In historic terms, poll taxes served to put a price on a voting and keep African Americans from getting a ballot. Poll taxes were banned from federal elections in 1964, with the ratifying of the 24th Amendment. The next year, the Voting Rights Act made the poll tax illegal in local and state elections, too.
But the poll tax -- or at least the idea of having to pay money before you can vote -- is making a comeback. In Mississippi, for instance, voters last month approved a constitutional amendment that says you have to show photo ID in order to vote. The IDs are free, but you need a birth certificate to get one, and those cost $15. Wisconsin also has a new law requiring you to show ID you never had to show before in order to vote; that state will also give you an ID, if you can figure out how to ask, but you have to show a birth certificate. In Wisconsin, birth certificates cost $20.
Meet Ruthelle Frank of Brokaw, Wisconsin, a village board member who was born at home and has no birth certificate. From the Wausau Daily Herald:
Though Frank never had a birth certificate, the state Register of Deeds in Madison has a record of her birth. It can generate a birth certificate for her -- for a fee. Normally, the cost is $20.
"I look at that like paying a fee to vote," Frank said.And for Frank, that might not be the end of it. The attending physician at Frank's birth misspelled her maiden name, which was Wedepohl. To get a birth certificate that has correct information, she will have to petition a court to amend the document -- a weekslong process that could cost $200 or more.
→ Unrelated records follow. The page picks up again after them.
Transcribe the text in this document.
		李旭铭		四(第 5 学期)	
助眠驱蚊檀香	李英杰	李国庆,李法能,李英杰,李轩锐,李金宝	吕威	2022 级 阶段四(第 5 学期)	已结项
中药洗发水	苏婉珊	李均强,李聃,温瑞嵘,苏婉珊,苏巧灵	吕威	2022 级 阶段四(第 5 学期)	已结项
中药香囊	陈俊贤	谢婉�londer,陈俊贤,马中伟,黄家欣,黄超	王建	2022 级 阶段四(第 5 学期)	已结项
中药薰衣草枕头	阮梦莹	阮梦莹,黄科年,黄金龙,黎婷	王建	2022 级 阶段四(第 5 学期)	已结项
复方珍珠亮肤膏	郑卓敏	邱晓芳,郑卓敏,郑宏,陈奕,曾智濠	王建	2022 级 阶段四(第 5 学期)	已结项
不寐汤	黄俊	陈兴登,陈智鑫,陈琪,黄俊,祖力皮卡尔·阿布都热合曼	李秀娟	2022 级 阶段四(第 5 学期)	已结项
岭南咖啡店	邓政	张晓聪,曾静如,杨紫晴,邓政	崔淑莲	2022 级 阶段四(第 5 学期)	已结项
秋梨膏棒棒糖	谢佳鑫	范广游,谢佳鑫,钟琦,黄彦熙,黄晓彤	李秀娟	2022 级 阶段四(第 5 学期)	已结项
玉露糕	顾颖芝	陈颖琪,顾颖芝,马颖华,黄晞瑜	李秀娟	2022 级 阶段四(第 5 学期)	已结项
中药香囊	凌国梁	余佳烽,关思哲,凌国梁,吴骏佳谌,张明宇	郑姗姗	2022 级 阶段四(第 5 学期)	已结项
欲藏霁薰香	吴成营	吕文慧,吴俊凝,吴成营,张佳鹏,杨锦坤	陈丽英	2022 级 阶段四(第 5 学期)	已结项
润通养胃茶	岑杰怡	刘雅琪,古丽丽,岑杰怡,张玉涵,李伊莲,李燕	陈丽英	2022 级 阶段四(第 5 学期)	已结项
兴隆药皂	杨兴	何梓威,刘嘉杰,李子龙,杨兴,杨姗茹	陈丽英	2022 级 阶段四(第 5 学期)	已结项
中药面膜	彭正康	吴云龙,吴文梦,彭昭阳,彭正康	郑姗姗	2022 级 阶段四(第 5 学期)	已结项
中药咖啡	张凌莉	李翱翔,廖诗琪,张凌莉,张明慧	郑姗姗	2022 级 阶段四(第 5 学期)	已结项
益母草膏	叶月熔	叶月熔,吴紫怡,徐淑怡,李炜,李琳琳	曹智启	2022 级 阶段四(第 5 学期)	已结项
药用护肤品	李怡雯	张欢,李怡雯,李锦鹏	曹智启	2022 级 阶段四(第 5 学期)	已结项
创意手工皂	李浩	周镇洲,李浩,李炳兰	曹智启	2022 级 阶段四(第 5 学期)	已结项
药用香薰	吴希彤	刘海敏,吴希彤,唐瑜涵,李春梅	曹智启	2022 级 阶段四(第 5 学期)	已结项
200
Ms. Frank's choices now amount to paying the money or missing her first election since 1948. She has a mild disability but says she gets around all right and won't take an exception for being "indefinitely confined." "That would be lying," she says.
Governor Scott Walker has said there's no reason to worry about the new law because the state has more people with photo ID's than it does registered voters. Pretzel logic aside, the Wausau paper says 177,399 Wisconsin seniors don't have driver's licenses or photo ID's. In Wisconsin's 2004 election saw seven fraudulent votes out of three million, all of them felons who'd lost their voting rights. I'm not sure how requiring a photo ID would have prevented them from voting.
The presumption in voting used to be that the barriers were low because voting was sacred and everyone eligible should be given the chance to cast a ballot. It's not the same as driving a car or buying cold medicine, as the backers of these bills like to argue. It's voting, the house our democracy lives in.